GOP Sen. Ron Johnson Under Fire for Holding Event on Adverse Reactions to COVID Vaccines

Wisconsin Republican Senator Ron Johnson announced plans to hold a news conference to discuss adverse reactions related to the COVID-19 vaccine, drawing backlash from health care experts who view the move as "dangerous" and a way to promote misinformation.

In a statement Friday, Johnson said he plans to give a platform to six people from across the country who claim to have had negative health reactions after receiving the coronavirus jab. Johnson said the conference will take place Monday to allow the individuals to tell their stories and discuss issues that have been "repeatedly ignored" by the medical community, according to the Milwaukee Journal Sentinel.

The Republican senator, who has been a vocal critic of vaccine mandates and has previously advocated for alternative and unproven drug treatments to COVID-19, faced immediate backlash from critics who feel the event will be a platform for spreading misinformation about the safety of vaccines.

Dr.
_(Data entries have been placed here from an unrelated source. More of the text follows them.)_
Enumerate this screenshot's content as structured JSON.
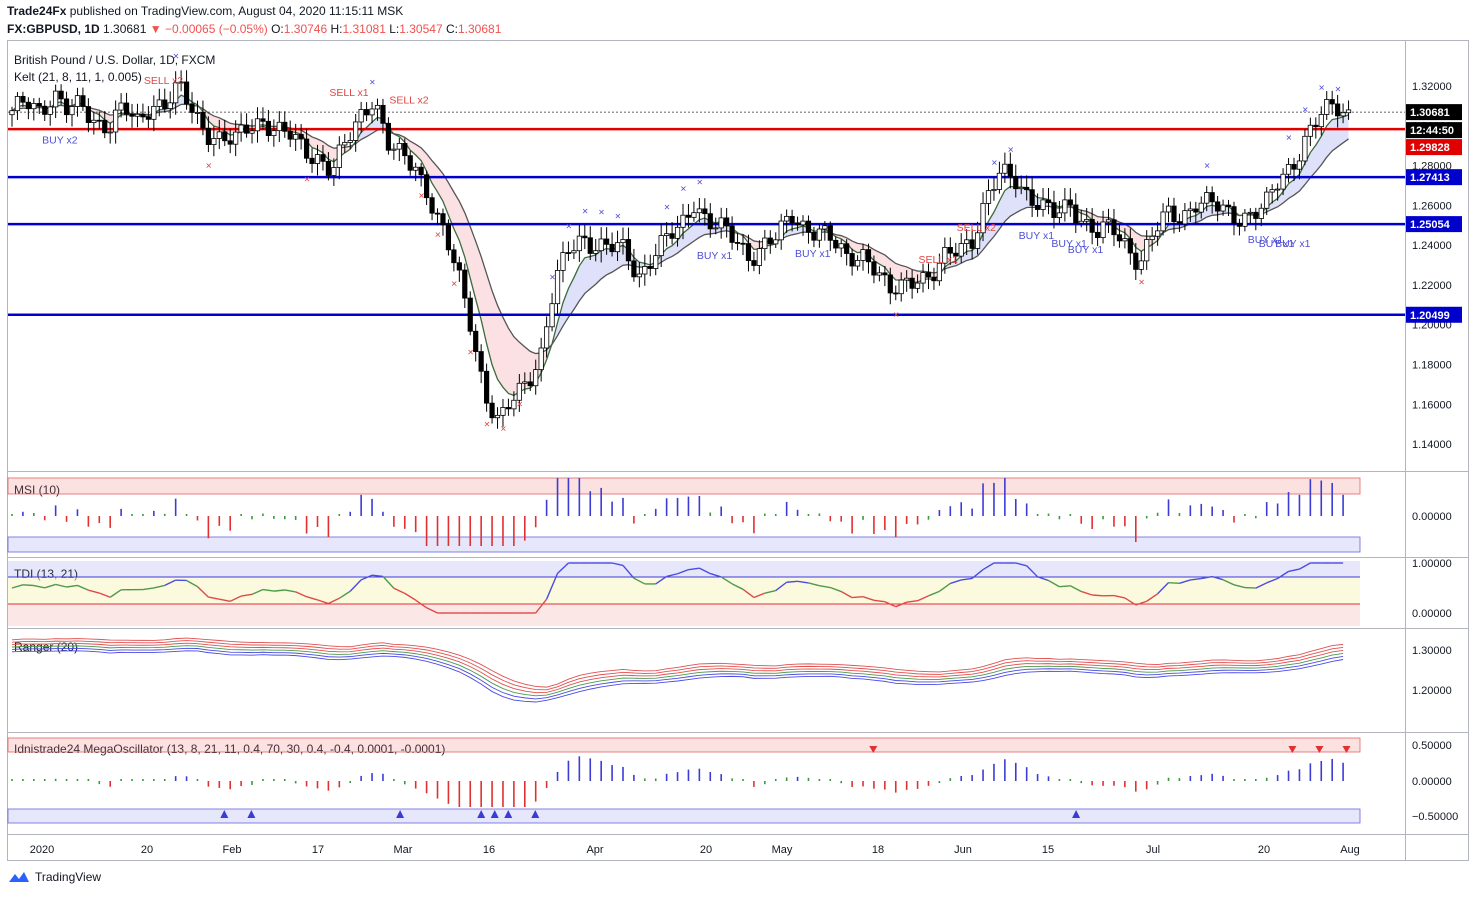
{
  "header": {
    "publisher": "Trade24Fx",
    "published_text": "published on TradingView.com, August 04, 2020 11:15:11 MSK",
    "symbol": "FX:GBPUSD, 1D",
    "last": "1.30681",
    "change": "−0.00065 (−0.05%)",
    "o_label": "O:",
    "o": "1.30746",
    "h_label": "H:",
    "h": "1.31081",
    "l_label": "L:",
    "l": "1.30547",
    "c_label": "C:",
    "c": "1.30681"
  },
  "pane_titles": {
    "main": "British Pound / U.S. Dollar, 1D, FXCM",
    "keltner": "Kelt (21, 8, 11, 1, 0.005)",
    "msi": "MSI (10)",
    "tdi": "TDI (13, 21)",
    "ranger": "Ranger (20)",
    "mega": "Idnistrade24 MegaOscillator (13, 8, 21, 11, 0.4, 70, 30, 0.4, -0.4, 0.0001, -0.0001)"
  },
  "price_badges": {
    "last": "1.30681",
    "countdown": "12:44:50",
    "red_level": "1.29828",
    "level1": "1.27413",
    "level2": "1.25054",
    "level3": "1.20499"
  },
  "colors": {
    "up": "#ffffff",
    "down": "#000000",
    "level_blue": "#0000cc",
    "level_red": "#e00000",
    "buy": "#4f4fd6",
    "sell": "#e04545",
    "grid_text": "#131722"
  },
  "chart_data": {
    "type": "candlestick",
    "title": "British Pound / U.S. Dollar, 1D, FXCM",
    "price_axis": {
      "ticks": [
        1.32,
        1.3,
        1.28,
        1.26,
        1.24,
        1.22,
        1.2,
        1.18,
        1.16,
        1.14
      ],
      "range": [
        1.128,
        1.334
      ]
    },
    "x_ticks": [
      "2020",
      "20",
      "Feb",
      "17",
      "Mar",
      "16",
      "Apr",
      "20",
      "May",
      "18",
      "Jun",
      "15",
      "Jul",
      "20",
      "Aug"
    ],
    "horizontal_levels": [
      {
        "value": 1.29828,
        "color": "red"
      },
      {
        "value": 1.27413,
        "color": "blue"
      },
      {
        "value": 1.25054,
        "color": "blue"
      },
      {
        "value": 1.20499,
        "color": "blue"
      }
    ],
    "close_path": [
      1.305,
      1.312,
      1.309,
      1.316,
      1.306,
      1.31,
      1.303,
      1.3,
      1.308,
      1.301,
      1.312,
      1.311,
      1.318,
      1.307,
      1.298,
      1.293,
      1.291,
      1.3,
      1.304,
      1.297,
      1.294,
      1.288,
      1.285,
      1.277,
      1.29,
      1.305,
      1.316,
      1.29,
      1.283,
      1.28,
      1.265,
      1.245,
      1.225,
      1.2,
      1.165,
      1.149,
      1.162,
      1.173,
      1.186,
      1.22,
      1.237,
      1.245,
      1.24,
      1.238,
      1.237,
      1.225,
      1.235,
      1.242,
      1.248,
      1.263,
      1.252,
      1.247,
      1.242,
      1.235,
      1.24,
      1.243,
      1.255,
      1.25,
      1.247,
      1.24,
      1.233,
      1.238,
      1.228,
      1.214,
      1.221,
      1.226,
      1.222,
      1.232,
      1.24,
      1.244,
      1.262,
      1.275,
      1.275,
      1.266,
      1.258,
      1.254,
      1.262,
      1.252,
      1.245,
      1.248,
      1.241,
      1.232,
      1.245,
      1.255,
      1.255,
      1.262,
      1.26,
      1.257,
      1.255,
      1.256,
      1.258,
      1.272,
      1.282,
      1.295,
      1.304,
      1.31,
      1.307
    ],
    "candles_per_day": 6,
    "indicators": {
      "msi": {
        "ticks": [
          "0.00000"
        ]
      },
      "tdi": {
        "ticks": [
          "1.00000",
          "0.00000"
        ]
      },
      "ranger": {
        "ticks": [
          "1.30000",
          "1.20000"
        ]
      },
      "mega": {
        "ticks": [
          "0.50000",
          "0.00000",
          "−0.50000"
        ]
      }
    }
  },
  "signals": {
    "buy": [
      "BUY x2",
      "BUY x1",
      "BUY x1",
      "BUY x1",
      "BUY x1",
      "BUY x1",
      "BUY x1",
      "BUY x1",
      "BUY x1"
    ],
    "sell": [
      "SELL x2",
      "SELL x1",
      "SELL x2",
      "SELL x2",
      "SELL x1"
    ]
  },
  "footer": {
    "brand": "TradingView"
  }
}
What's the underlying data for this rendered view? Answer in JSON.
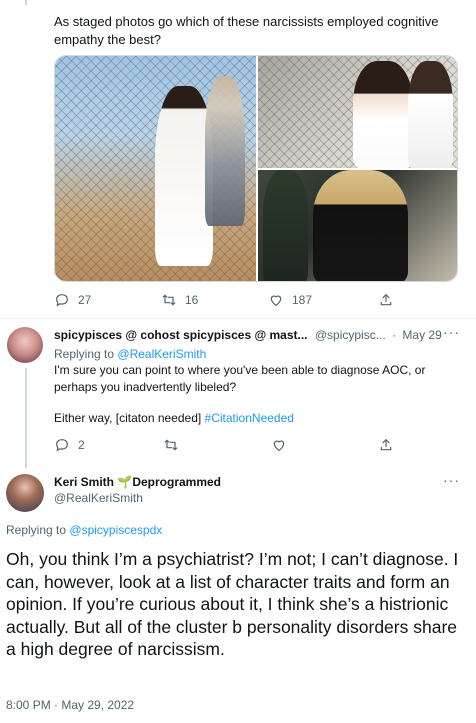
{
  "tweet1": {
    "text": "As staged photos go which of these narcissists employed cognitive empathy the best?",
    "actions": {
      "replies": "27",
      "retweets": "16",
      "likes": "187"
    }
  },
  "tweet2": {
    "display_name": "spicypisces @ cohost spicypisces @ mast...",
    "handle": "@spicypisc...",
    "separator": "·",
    "date": "May 29",
    "replying_to_label": "Replying to",
    "replying_to_handle": "@RealKeriSmith",
    "body": "I'm sure you can point to where you've been able to diagnose AOC, or perhaps you inadvertently libeled?",
    "footer_text": "Either way, [citaton needed]",
    "hashtag": "#CitationNeeded",
    "actions": {
      "replies": "2",
      "retweets": "",
      "likes": ""
    }
  },
  "tweet3": {
    "display_name": "Keri Smith",
    "badge_emoji": "🌱",
    "badge_text": "Deprogrammed",
    "handle": "@RealKeriSmith",
    "replying_to_label": "Replying to",
    "replying_to_handle": "@spicypiscespdx",
    "body": "Oh, you think I’m a psychiatrist? I’m not; I can’t diagnose. I can, however, look at a list of character traits and form an opinion. If you’re curious about it, I think she’s a histrionic actually. But all of the cluster b personality disorders share a high degree of narcissism.",
    "timestamp": "8:00 PM · May 29, 2022"
  },
  "icons": {
    "reply": "reply-icon",
    "retweet": "retweet-icon",
    "like": "heart-icon",
    "share": "share-icon",
    "more": "more-icon"
  },
  "colors": {
    "link": "#1d9bf0",
    "muted": "#536471",
    "text": "#0f1419",
    "thread": "#cfd9de"
  }
}
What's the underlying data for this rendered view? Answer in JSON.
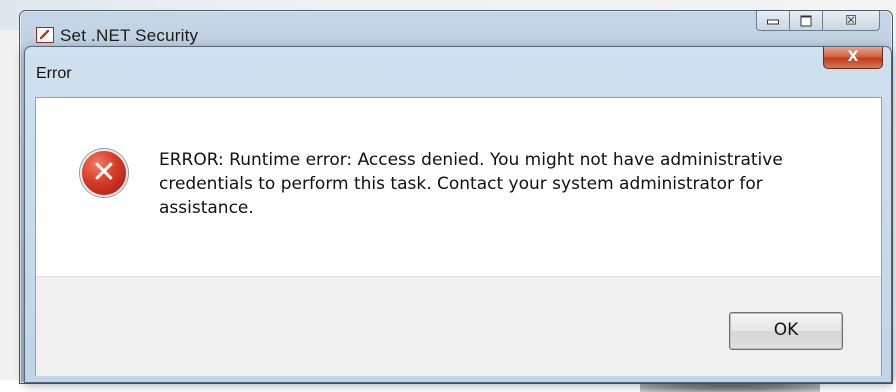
{
  "parent_window": {
    "title": "Set .NET Security",
    "minimize_icon": "minimize-icon",
    "maximize_icon": "maximize-icon",
    "close_icon": "close-icon",
    "close_glyph": "☒"
  },
  "dialog": {
    "title": "Error",
    "close_glyph": "X",
    "icon": "error-icon",
    "icon_glyph": "✕",
    "message": "ERROR: Runtime error: Access denied. You might not have administrative credentials to perform this task. Contact your system administrator for assistance.",
    "ok_label": "OK"
  },
  "colors": {
    "error_red": "#d63a26",
    "close_button_red": "#c8482a",
    "frame_blue": "#c1d5e8"
  }
}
Jeff Huebner, a doctor in Madison, Wisconsin, said that Johnson was "promoting dangerous and unfounded claims" about the vaccine that contradict medical research and analysis.

"As a member of the Wisconsin medical community I'm gravely concerned about the impact his event and remarks will have on our ability to return to normal and protect Wisconsinites from COVID-19.," Huebner said in a statement, the Journal Sentinel reported.

Joanna Bisgrove, a Wisconsin primary care doctor, told FOX6 that Johnson's statements and event are "putting people at risk and already hurting people."

Tony Evers, the state's Democratic governor, added Friday that Johnson was being "reckless and irresponsible" and said the event was "jeopardizing the health and safety" of the state's vaccine rollout and economic recovery.

.@SenRonJohnson, you’re being reckless and irresponsible. The #COVID19 vaccine is safe and effective and based on years of science and research. Every time you suggest otherwise, you’re jeopardizing the health and safety of the people of our state and our economic recovery.

— Governor Tony Evers (@GovEvers) June 25, 2021

In defense, Johnson said Friday that he is "just asking questions" and isn't against the vaccine.

"We're all supporters of vaccines. As I've repeatedly said, I'm glad that hundreds of millions of Americans have been vaccinated, but I don't think authorities can ignore and censor some of the issues," Johnson said in a tweet responding to Evers. "On Monday, we'll bring light to stories that deserve to be seen, heard & believed."

Ron Johnson
U.S. Sen. Ron Johnson (R-WI) is facing backlash after he announced plans to hold a news conference to discuss the negative effects of the COVID-19 vaccine. Here, Johnson listens during a hearing in the Senate Homeland Security and Governmental Affairs Committee on June 22, 2021 in Washington, DC. Anna Moneymaker/Getty Images

Monday's event in Milwaukee will include statements from former Green Bay Packers player Ken Ruettgers and his wife, Sheryl.

Johnson said Sheryl Ruettgers will detail "severe neurological reactions that still inhibit her ability to live a normal life, including muscle pain, numbness, weakness and paresthesia" that she experienced after getting the COVID-19 vaccine earlier this month.

Additional testimonies will be heard from individuals from Ohio, Missouri, Utah, Michigan and Tennessee.

The medical community has long stressed that the benefits of the COVID-19 vaccine far outweigh the risks of possible side effects.

Earlier this week, top U.S. health officials, medical agencies, laboratory and hospital associations issued a statement reiterating the benefits by stating that getting vaccinated is the "best way to protect yourself, your loved ones, your community, and to return to a more normal lifestyle safely and quickly."

Newsweek contacted Johnson for additional comment, but did not hear back in time for publication.